Die EZB hat das Finanzsystem mit zwei großen langfristigen Kreditlinien im Volumen von mehr als einer Billion Euro geflutet, um eine mögliche Kreditklemme im Euroraum zu verhindern. Kritiker allerdings behaupten, der EZB-Präsident Mario Draghi habe mit den Drei-Jahres-Tendern, die er im Dezember und Februar vergeben hat, heimlich vor allem Finanzinstitute aus Schuldenstaaten wie seinem Heimatland gerettet. Bankchefs aus Italien und Spanien sollen ihn überhaupt erst auf die Idee mit der Billionen-Euro-Spritze gebracht haben. Draghi hat das lange abgestritten und auf die Gefahren einer Kreditklemme für die Realwirtschaft hingewiesen.

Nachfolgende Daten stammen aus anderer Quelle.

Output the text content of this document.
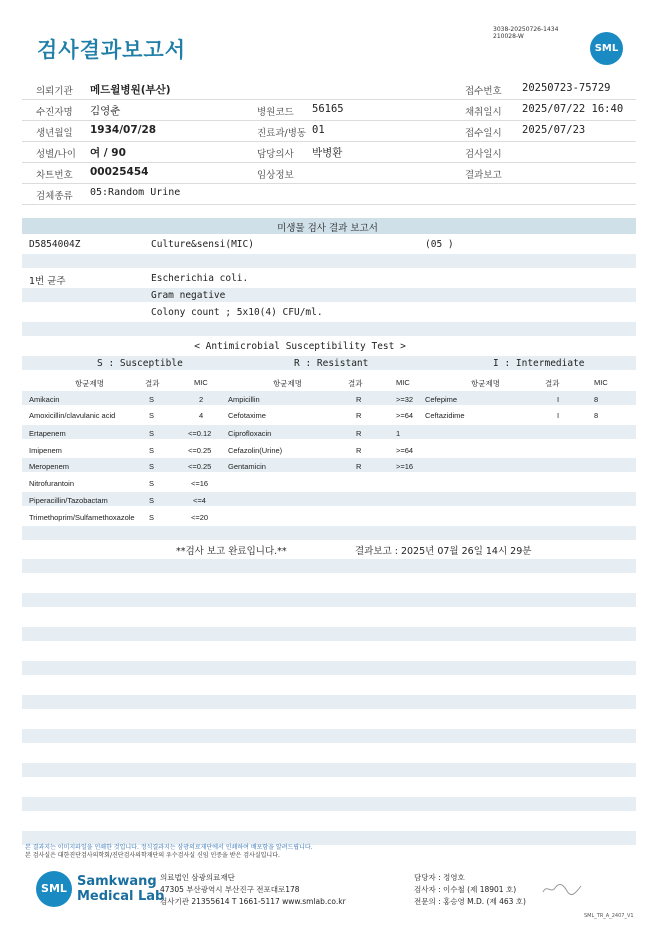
검사결과보고서
3038-20250726-1434
210028-W
SML
의뢰기관 메드윌병원(부산)	접수번호 20250723-75729
수진자명 김영춘	병원코드 56165	채취일시 2025/07/22 16:40
생년월일 1934/07/28	진료과/병동 01	접수일시 2025/07/23
성별/나이 여 / 90	담당의사 박병환	검사일시
차트번호 00025454	임상정보	결과보고
검체종류 05:Random Urine
미생물 검사 결과 보고서
D5854004Z	Culture&sensi(MIC)	(05 )
1번 균주	Escherichia coli.
Gram negative
Colony count ; 5x10(4) CFU/ml.
< Antimicrobial Susceptibility Test >
S : Susceptible	R : Resistant	I : Intermediate
항균제명	결과	MIC	항균제명	결과	MIC	항균제명	결과	MIC
Amikacin	S	2	Ampicillin	R	>=32 Cefepime	I	8
Amoxicillin/clavulanic acid	S	4	Cefotaxime	R	>=64 Ceftazidime	I	8
Ertapenem	S	<=0.12 Ciprofloxacin	R	1
Imipenem	S	<=0.25 Cefazolin(Urine)	R	>=64
Meropenem	S	<=0.25 Gentamicin	R	>=16
Nitrofurantoin	S	<=16
Piperacillin/Tazobactam	S	<=4
Trimethoprim/Sulfamethoxazole S	<=20
**검사 보고 완료입니다.**	결과보고 : 2025년 07월 26일 14시 29분
본 결과지는 이미지파일을 인쇄한 것입니다. 정식결과지는 삼광의료재단에서 인쇄하여 배포함을 알려드립니다.
본 검사실은 대한진단검사의학회/진단검사의학재단의 우수검사실 신임 인증을 받은 검사실입니다.
SML Samkwang
Medical Lab
의료법인 삼광의료재단
47305 부산광역시 부산진구 전포대로178
검사기관 21355614 T 1661-5117 www.smlab.co.kr
담당자 : 정영호
검사자 : 이수철 (제 18901 호)
전문의 : 홍승영 M.D. (제 463 호)
SML_TR_A_2407_V1
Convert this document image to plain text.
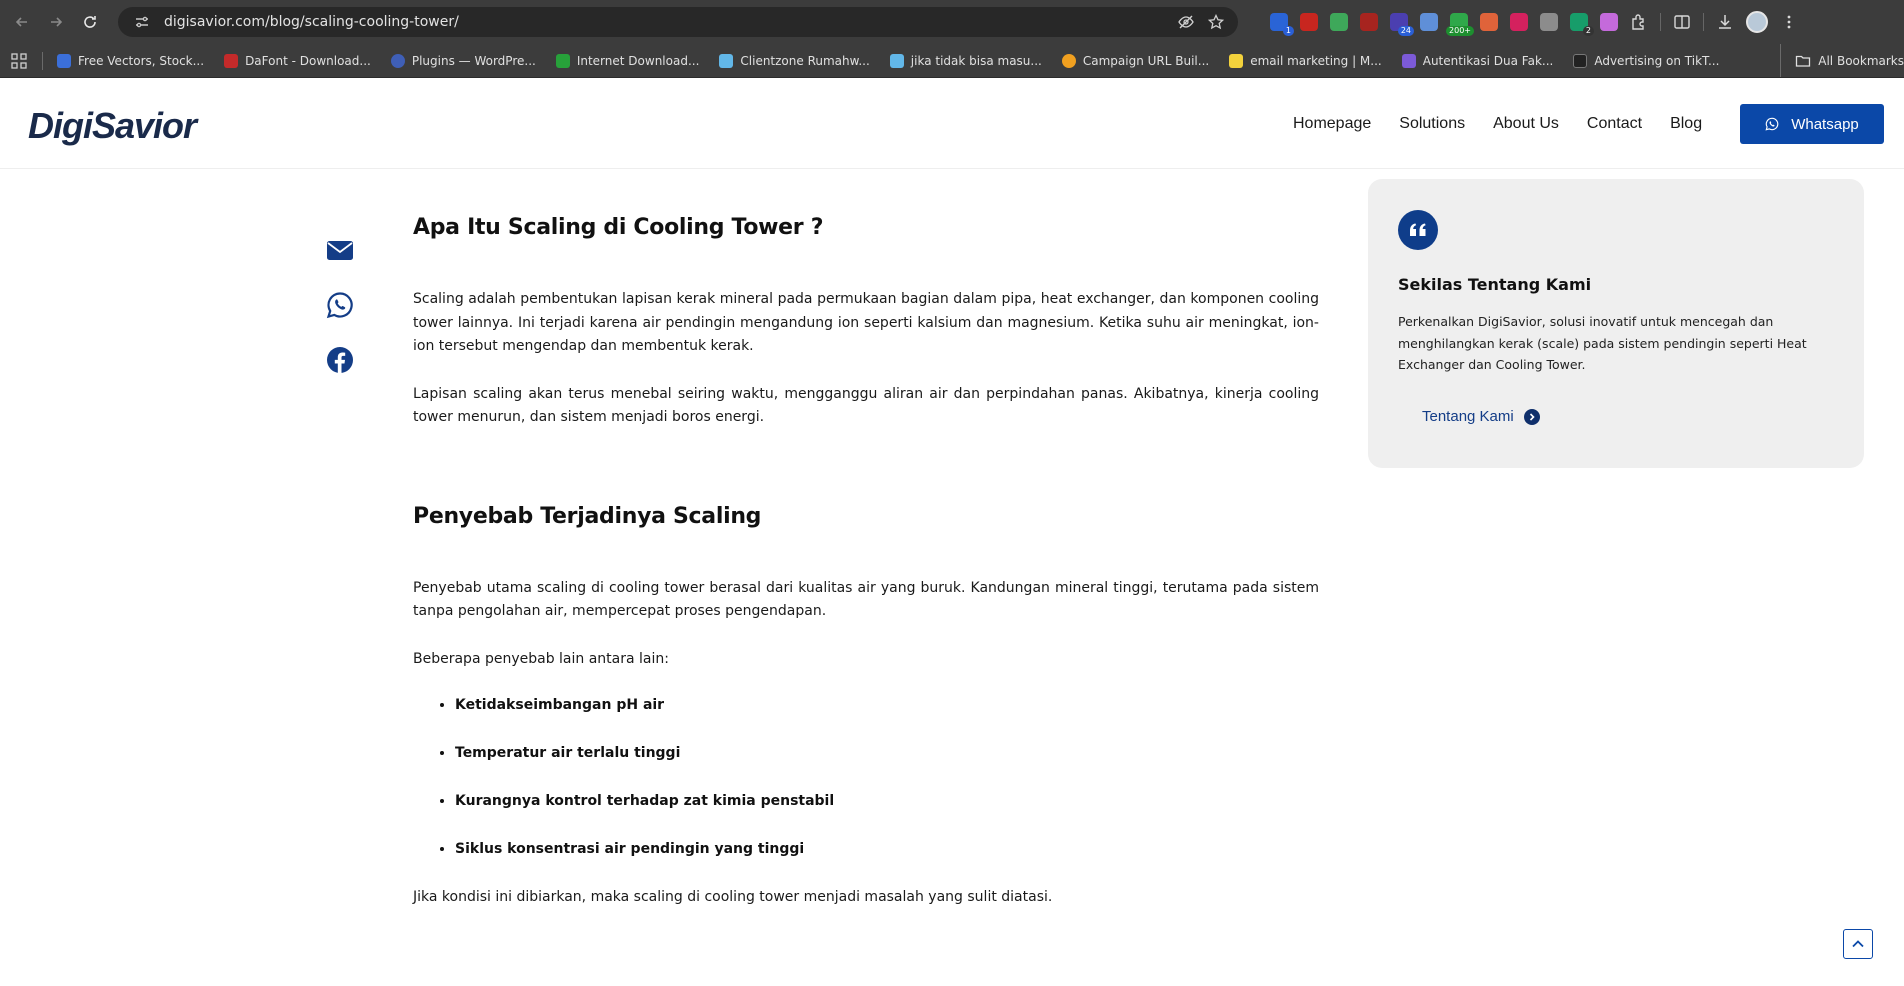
digisavior.com/blog/scaling-cooling-tower/
1	24	200+	2
Free Vectors, Stock...	DaFont - Download...	Plugins — WordPre...	Internet Download...	Clientzone Rumahw...	jika tidak bisa masu...	Campaign URL Buil...	email marketing | M...	Autentikasi Dua Fak...	Advertising on TikT...	All Bookmarks
DigiSavior	Homepage Solutions About Us Contact Blog	Whatsapp
Apa Itu Scaling di Cooling Tower ?

Scaling adalah pembentukan lapisan kerak mineral pada permukaan bagian dalam pipa, heat exchanger, dan komponen cooling tower lainnya. Ini terjadi karena air pendingin mengandung ion seperti kalsium dan magnesium. Ketika suhu air meningkat, ion-ion tersebut mengendap dan membentuk kerak.

Lapisan scaling akan terus menebal seiring waktu, mengganggu aliran air dan perpindahan panas. Akibatnya, kinerja cooling tower menurun, dan sistem menjadi boros energi.

Penyebab Terjadinya Scaling

Penyebab utama scaling di cooling tower berasal dari kualitas air yang buruk. Kandungan mineral tinggi, terutama pada sistem tanpa pengolahan air, mempercepat proses pengendapan.

Beberapa penyebab lain antara lain:

• Ketidakseimbangan pH air
• Temperatur air terlalu tinggi
• Kurangnya kontrol terhadap zat kimia penstabil
• Siklus konsentrasi air pendingin yang tinggi

Jika kondisi ini dibiarkan, maka scaling di cooling tower menjadi masalah yang sulit diatasi.

Sekilas Tentang Kami

Perkenalkan DigiSavior, solusi inovatif untuk mencegah dan menghilangkan kerak (scale) pada sistem pendingin seperti Heat Exchanger dan Cooling Tower.

Tentang Kami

Im April aber gab Draghi auf einer Pressekonferenz zu, dass die EZB eigentlich machtlos ist und nichts gegen eine Kreditklemme ausrichten kann. Die Banken würden keine Kredite vergeben, weil sie nicht genügend Kapital hätten und aufgrund des schwierigen Marktumfelds zu vorsichtig seien. Dagegen könne die EZB nichts tun. Sie könne die Banken nur mit Liquidität, nicht aber mit Kapital ausstatten. Der Hauptursache für die geringe Kreditvergabe sei sowieso vor allem die mangelnde Kreditnachfrage – und gegen die könne die EZB nun wirklich gar nichts tun.

Die lange Laufzeit der EZB-Kredite von drei Jahren und die Tatsache, dass die Zentralbank ihre Anforderungen an Sicherheiten für die Kreditvergabe heruntergeschraubt hat, gibt den Instituten, die das Frühjahrsgutachten heute vorstellten, Anlass zur Sorge.